しかしその背景としてルノワールのときにあったような舞台の外の外的世界がカラックスの映画では描かれていないという差異が指摘された。
 カラックスのこの映画の主人公オスカー(ドニ・ラヴァン)は、観客にはその身元が不明の依頼者の指示に応じ、変装メイクを自らにほどこし、リムジンの外に出て指定された場所で指示された役を演じるのである。
 
様々な役を繰り返すが、映画の観客にはあたかもそれは演技ではなく現実に起きていることのように思わせる。例えば死の床で姪の見舞いを受け、彼女の相手が自分の財産を目当てで彼女と結婚したことで不幸にしたことを詫びる場面に観客がすっかり引き込まれた直後に、彼女を起こし、悪いが次の約束があるのでとベッドから立ち上がると、彼女も私もといい互いに微笑みを交わす。それまでのメロドラマがあくまで演技だったことを強く印象づける瞬間である。
 
そのように繰り返される演技の中で、最も感動的だったのは、打ち壊しが決まったサマリテーヌというデパートの建物で若い女性と逢い引きするシーンである。

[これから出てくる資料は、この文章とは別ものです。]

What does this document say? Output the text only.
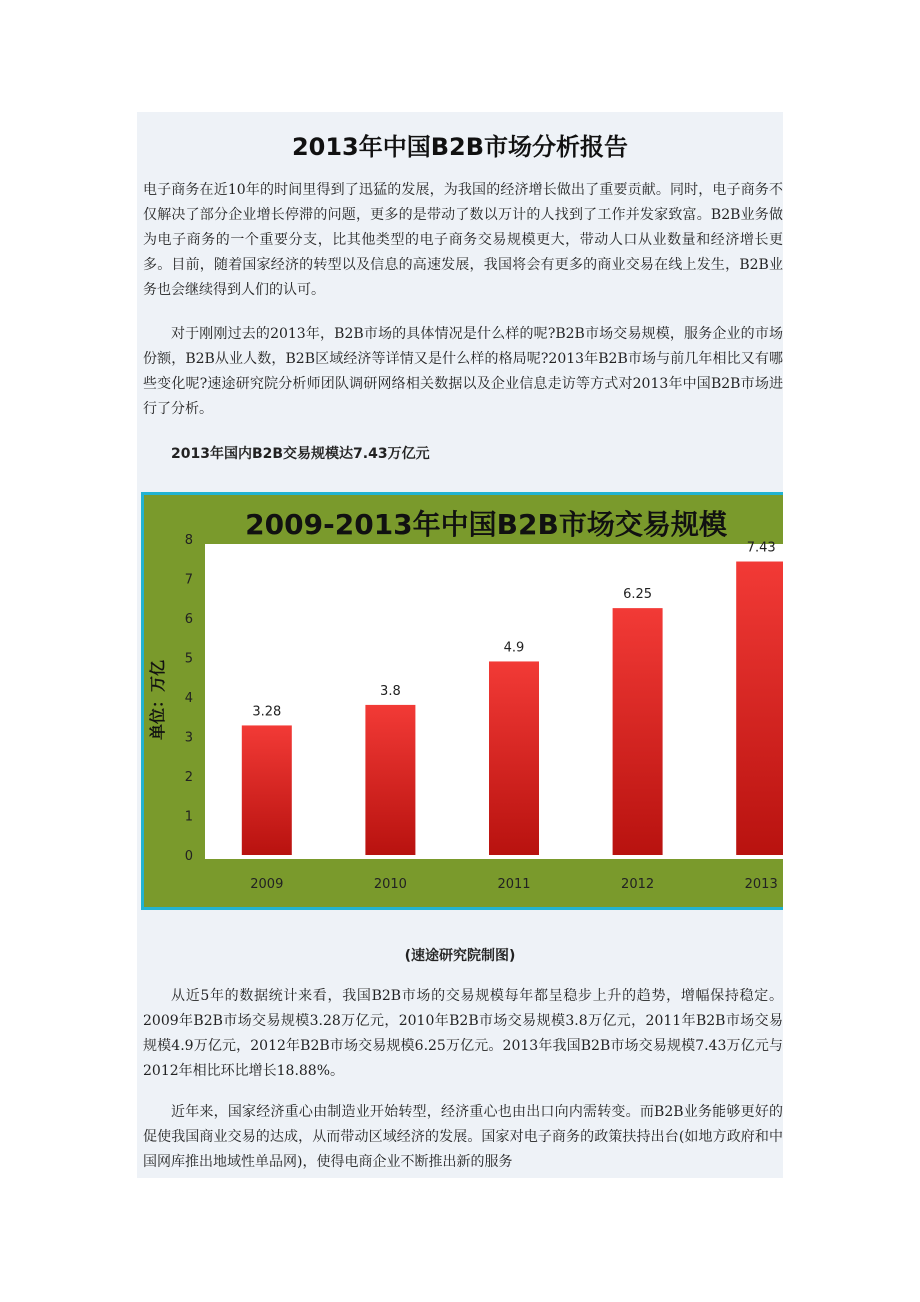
2013年中国B2B市场分析报告

电子商务在近10年的时间里得到了迅猛的发展，为我国的经济增长做出了重要贡献。同时，电子商务不仅解决了部分企业增长停滞的问题，更多的是带动了数以万计的人找到了工作并发家致富。B2B业务做为电子商务的一个重要分支，比其他类型的电子商务交易规模更大，带动人口从业数量和经济增长更多。目前，随着国家经济的转型以及信息的高速发展，我国将会有更多的商业交易在线上发生，B2B业务也会继续得到人们的认可。

对于刚刚过去的2013年，B2B市场的具体情况是什么样的呢?B2B市场交易规模，服务企业的市场份额，B2B从业人数，B2B区域经济等详情又是什么样的格局呢?2013年B2B市场与前几年相比又有哪些变化呢?速途研究院分析师团队调研网络相关数据以及企业信息走访等方式对2013年中国B2B市场进行了分析。

2013年国内B2B交易规模达7.43万亿元
2009-2013年中国B2B市场交易规模
单位：万亿
0
1
2
3
4
5
6
7
8
3.28
3.8
4.9
6.25
7.43
2009	2010	2011	2012	2013
(速途研究院制图)

从近5年的数据统计来看，我国B2B市场的交易规模每年都呈稳步上升的趋势，增幅保持稳定。2009年B2B市场交易规模3.28万亿元，2010年B2B市场交易规模3.8万亿元，2011年B2B市场交易规模4.9万亿元，2012年B2B市场交易规模6.25万亿元。2013年我国B2B市场交易规模7.43万亿元与2012年相比环比增长18.88%。

近年来，国家经济重心由制造业开始转型，经济重心也由出口向内需转变。而B2B业务能够更好的促使我国商业交易的达成，从而带动区域经济的发展。国家对电子商务的政策扶持出台(如地方政府和中国网库推出地域性单品网)，使得电商企业不断推出新的服务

オスカーと女(カイリー・ミノーグ)過去に恋人だったが訳あって別れたのであり、20年ぶりの再会だと女は言う。「あと20分でわたしのパートナーが到着する。20分でわたしたちの20年分を埋めましょう」と男に言う。そして突然、オペラかミュージカルのように歌い出す。その歌はこの映画のテーマ全体を歌っているかのような題名、Who were we ? (わたしたちは誰だったのでしょう? )なのだ。

この映画の主人公オスカーは勿論のことかれにまつわる人物もすべて演技として行動する。演技ではない実生活での自分とはどのような人間か分からなくなってもおかしくない。

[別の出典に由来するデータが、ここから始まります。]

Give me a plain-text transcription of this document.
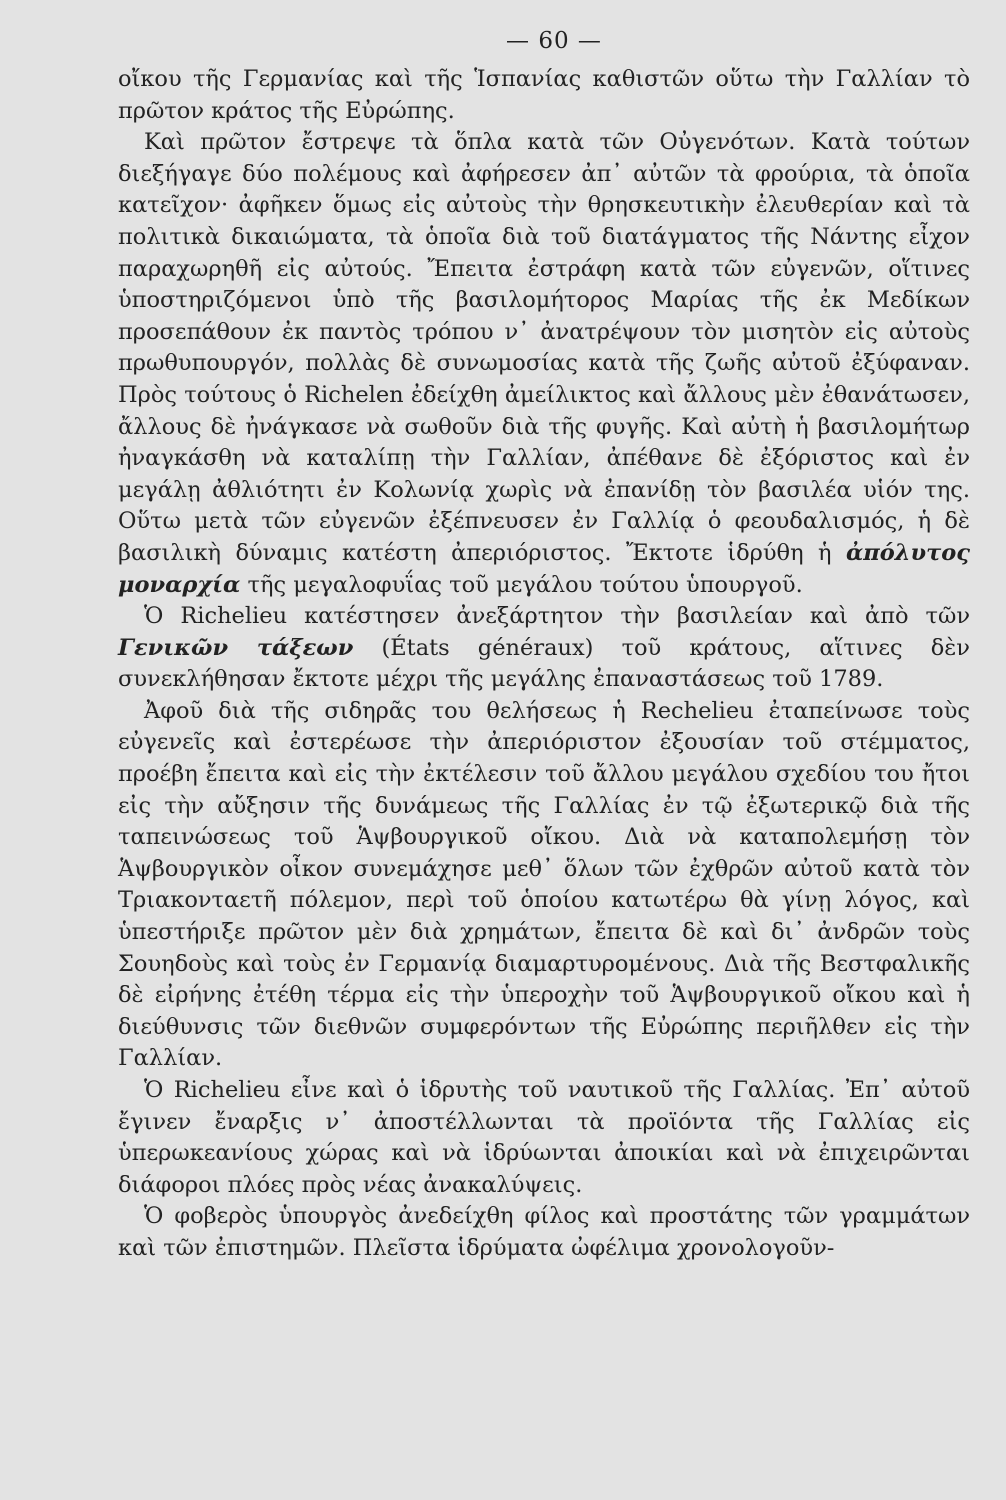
— 60 —

οἴκου τῆς Γερμανίας καὶ τῆς Ἱσπανίας καθιστῶν οὕτω τὴν Γαλλίαν τὸ πρῶτον κράτος τῆς Εὐρώπης.

Καὶ πρῶτον ἔστρεψε τὰ ὅπλα κατὰ τῶν Οὐγενότων. Κατὰ τούτων διεξήγαγε δύο πολέμους καὶ ἀφήρεσεν ἀπ᾽ αὐτῶν τὰ φρούρια, τὰ ὁποῖα κατεῖχον· ἀφῆκεν ὅμως εἰς αὐτοὺς τὴν θρησκευτικὴν ἐλευθερίαν καὶ τὰ πολιτικὰ δικαιώματα, τὰ ὁποῖα διὰ τοῦ διατάγματος τῆς Νάντης εἶχον παραχωρηθῆ εἰς αὐτούς. Ἔπειτα ἐστράφη κατὰ τῶν εὐγενῶν, οἵτινες ὑποστηριζόμενοι ὑπὸ τῆς βασιλομήτορος Μαρίας τῆς ἐκ Μεδίκων προσεπάθουν ἐκ παντὸς τρόπου ν᾽ ἀνατρέψουν τὸν μισητὸν εἰς αὐτοὺς πρωθυπουργόν, πολλὰς δὲ συνωμοσίας κατὰ τῆς ζωῆς αὐτοῦ ἐξύφαναν. Πρὸς τούτους ὁ Richelen ἐδείχθη ἀμείλικτος καὶ ἄλλους μὲν ἐθανάτωσεν, ἄλλους δὲ ἠνάγκασε νὰ σωθοῦν διὰ τῆς φυγῆς. Καὶ αὐτὴ ἡ βασιλομήτωρ ἠναγκάσθη νὰ καταλίπῃ τὴν Γαλλίαν, ἀπέθανε δὲ ἐξόριστος καὶ ἐν μεγάλῃ ἀθλιότητι ἐν Κολωνίᾳ χωρὶς νὰ ἐπανίδῃ τὸν βασιλέα υἱόν της. Οὕτω μετὰ τῶν εὐγενῶν ἐξέπνευσεν ἐν Γαλλίᾳ ὁ φεουδαλισμός, ἡ δὲ βασιλικὴ δύναμις κατέστη ἀπεριόριστος. Ἔκτοτε ἱδρύθη ἡ ἀπόλυτος μοναρχία τῆς μεγαλοφυΐας τοῦ μεγάλου τούτου ὑπουργοῦ.

Ὁ Richelieu κατέστησεν ἀνεξάρτητον τὴν βασιλείαν καὶ ἀπὸ τῶν Γενικῶν τάξεων (États généraux) τοῦ κράτους, αἵτινες δὲν συνεκλήθησαν ἔκτοτε μέχρι τῆς μεγάλης ἐπαναστάσεως τοῦ 1789.

Ἀφοῦ διὰ τῆς σιδηρᾶς του θελήσεως ἡ Rechelieu ἐταπείνωσε τοὺς εὐγενεῖς καὶ ἐστερέωσε τὴν ἀπεριόριστον ἐξουσίαν τοῦ στέμματος, προέβη ἔπειτα καὶ εἰς τὴν ἐκτέλεσιν τοῦ ἄλλου μεγάλου σχεδίου του ἤτοι εἰς τὴν αὔξησιν τῆς δυνάμεως τῆς Γαλλίας ἐν τῷ ἐξωτερικῷ διὰ τῆς ταπεινώσεως τοῦ Ἁψβουργικοῦ οἴκου. Διὰ νὰ καταπολεμήσῃ τὸν Ἁψβουργικὸν οἶκον συνεμάχησε μεθ᾽ ὅλων τῶν ἐχθρῶν αὐτοῦ κατὰ τὸν Τριακονταετῆ πόλεμον, περὶ τοῦ ὁποίου κατωτέρω θὰ γίνῃ λόγος, καὶ ὑπεστήριξε πρῶτον μὲν διὰ χρημάτων, ἔπειτα δὲ καὶ δι᾽ ἀνδρῶν τοὺς Σουηδοὺς καὶ τοὺς ἐν Γερμανίᾳ διαμαρτυρομένους. Διὰ τῆς Βεστφαλικῆς δὲ εἰρήνης ἐτέθη τέρμα εἰς τὴν ὑπεροχὴν τοῦ Ἁψβουργικοῦ οἴκου καὶ ἡ διεύθυνσις τῶν διεθνῶν συμφερόντων τῆς Εὐρώπης περιῆλθεν εἰς τὴν Γαλλίαν.

Ὁ Richelieu εἶνε καὶ ὁ ἱδρυτὴς τοῦ ναυτικοῦ τῆς Γαλλίας. Ἐπ᾽ αὐτοῦ ἔγινεν ἔναρξις ν᾽ ἀποστέλλωνται τὰ προϊόντα τῆς Γαλλίας εἰς ὑπερωκεανίους χώρας καὶ νὰ ἱδρύωνται ἀποικίαι καὶ νὰ ἐπιχειρῶνται διάφοροι πλόες πρὸς νέας ἀνακαλύψεις.

Ὁ φοβερὸς ὑπουργὸς ἀνεδείχθη φίλος καὶ προστάτης τῶν γραμμάτων καὶ τῶν ἐπιστημῶν. Πλεῖστα ἱδρύματα ὠφέλιμα χρονολογοῦν-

この映画が下敷きにしていると指摘された『黄金の馬車』のヒロイン、カミーラは言う「人生も舞台も一生懸命やってきた。でもどうしても人生は舞台のようにはうまくいかないの」と嘆く。
 
驚いたのはカラックスの映画の最後でオスカーに出された指令は「あなたの家」というものである。オスカーが自分の家の呼び鈴を押し、しばらく待った後家に入ると出迎えたのはチンパンジーの妻と子であることが窓越しに見える。大島渚の『マックス・モナムール』への参照であり思わず笑わせられるのだが、この場面はこの映画のテーマをより鮮明にしている。俳優は勿論だが、それ以外の職業の人間も、自分では演技ではない実生活として行為していると思っていることが、演技でないと言い切れるであろうか? 
 
してみるとこのテーマはシェイクスピアの「この世は舞台、ひとはみな役者(『お気に召すまま』)という台詞に始まり、それを自己流に表した寺山修司の『青ひげ公の城』という劇中で7番目の妻になろうとする少女の台詞を初め、おそらく無数に繰り返されている演技と実人生との関係という古いテーマを斬新な手法で描いた作品ということになろう。
 
ところが驚くのは、このWho were we ? を映画の中で、歌った女は、 主人公、オスカーが建物の下に降りていくと、飛び降り自殺しており、頭から血を流しているのだ。その傍らには同じく彼女のパートナーも死んでいる。映画の中のことだが演技であった筈のことが突然映画内の現実となってしまう瞬間である。
 
パーティで本当はひとりぼっちで洗面所に隠れていたのに、何人も男の子から誘われて楽しく過ごしたと嘘をついた娘に対し、父親の役を演じたオスカーは、「私は罰を受ける?」と尋ねる娘に対し「そうだ。お前の罰は、お前がお前として生きることだ」と答える。

 この映画ではオスカーはたった一日のうちに13の役を演じるのだが、わたしたちは一生のうちにいったいいくつの役を演じることになるのだろう?
 
ぼく自身は「本当の自分」などという表現は信じない。それは何度も引用するがJ.ラカンが「あるシニフィアンはもうひとつの別のシニフィアンに対し、主体を代わりに表すUn signifiant représente le sujet pour un autre signifiant」と言っているように、どのような人間も、あるシニフィアン(ことば) に対するひとつのシニフィアンとしてしかその人間を表さないからである。逆に言えばどの「自分」も本当のあなた自身ということなのだろう。